Obama's decision last month to endorse independent groups like super PACs to raise funds for campaigns may be backfiring. While Democratic super PAC Priorities USA raised $6.1 million in 2011 and about $2 million in February, the numbers pale in comparison with the amount of cash that many Republican super PACs have raised.
"February was obviously a much better month than we've had in a while," Bill Burton, a spokesman for Priorities USA, told the New York Times. "But Democrats who want the president to win re-election are going to have to ramp up the numbers in order to stay competitive with the avalanche of Republican money coming at him."
The leading Republican super PAC, American Crossroads, took in $51 million in 2011 and projects that it will raise a total of $240 million by the November elections. The billionaire Republicans known as the Koch brothers expect to raise an additional $200 million for other independent groups against a second term for Obama. Projected fundraising figures for the Republican National Committee and other conservative groups will negate Obama's expected advantage in traditional fundraising methods.
But one of the many reasons President Obama is having trouble raising money is that many of his positions (climate change, war, Wall Street) are unpopular with wealthy Democratic donors. With this being acknowledged by super PAC executives and the Obama campaign, they have turned their direction to other wealthy donors: African-American business executives and Silicon Valley entrepreneurs, gay donors and longtime Obama supporters from Chicago.
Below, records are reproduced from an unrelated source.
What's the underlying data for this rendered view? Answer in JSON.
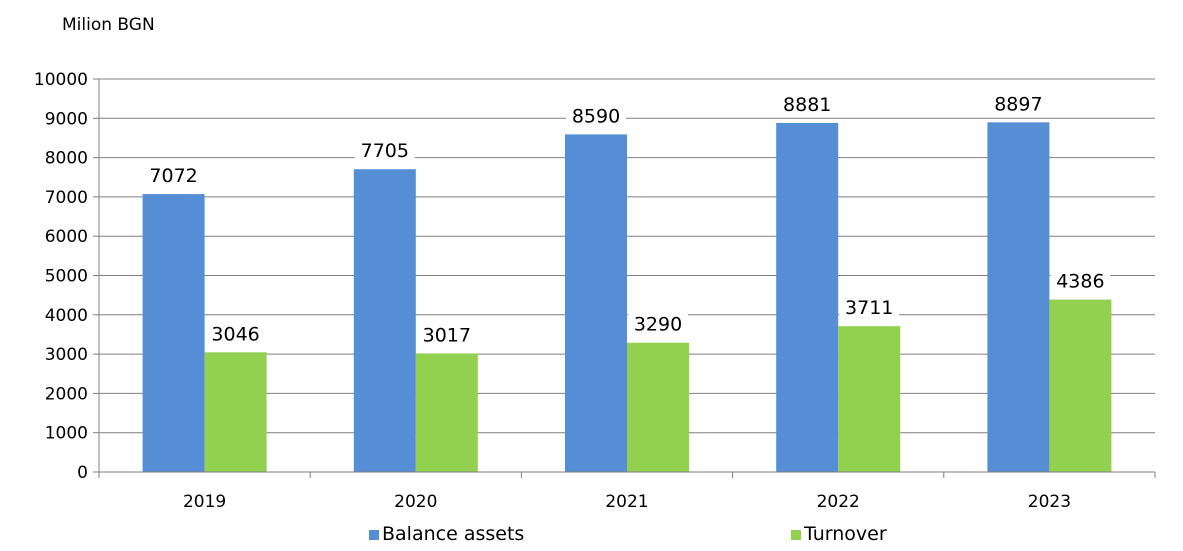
{
  "chart_data": {
    "type": "bar",
    "title": "",
    "ylabel": "Milion BGN",
    "xlabel": "",
    "categories": [
      "2019",
      "2020",
      "2021",
      "2022",
      "2023"
    ],
    "series": [
      {
        "name": "Balance assets",
        "values": [
          7072,
          7705,
          8590,
          8881,
          8897
        ],
        "color": "#558ED5"
      },
      {
        "name": "Turnover",
        "values": [
          3046,
          3017,
          3290,
          3711,
          4386
        ],
        "color": "#92D050"
      }
    ],
    "ylim": [
      0,
      10000
    ],
    "yticks": [
      0,
      1000,
      2000,
      3000,
      4000,
      5000,
      6000,
      7000,
      8000,
      9000,
      10000
    ],
    "grid": true,
    "data_labels": true,
    "legend_position": "bottom"
  }
}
Comedian and pundit Bill Maher recently contributed $1 million to a super PAC and said it was to encourage the wealthy on the left to open their wallets or risk seeing the country in Republican hands come November.
While money buys advertising, can it buy a victory? Former Massachusetts Gov. Mitt Romney has outspent his Republican presidential rivals by a large margin and is still struggling to win the nomination. While we hope President Obama and his team catch up on the fundraising front, we think this election will come down to policy and record and not money.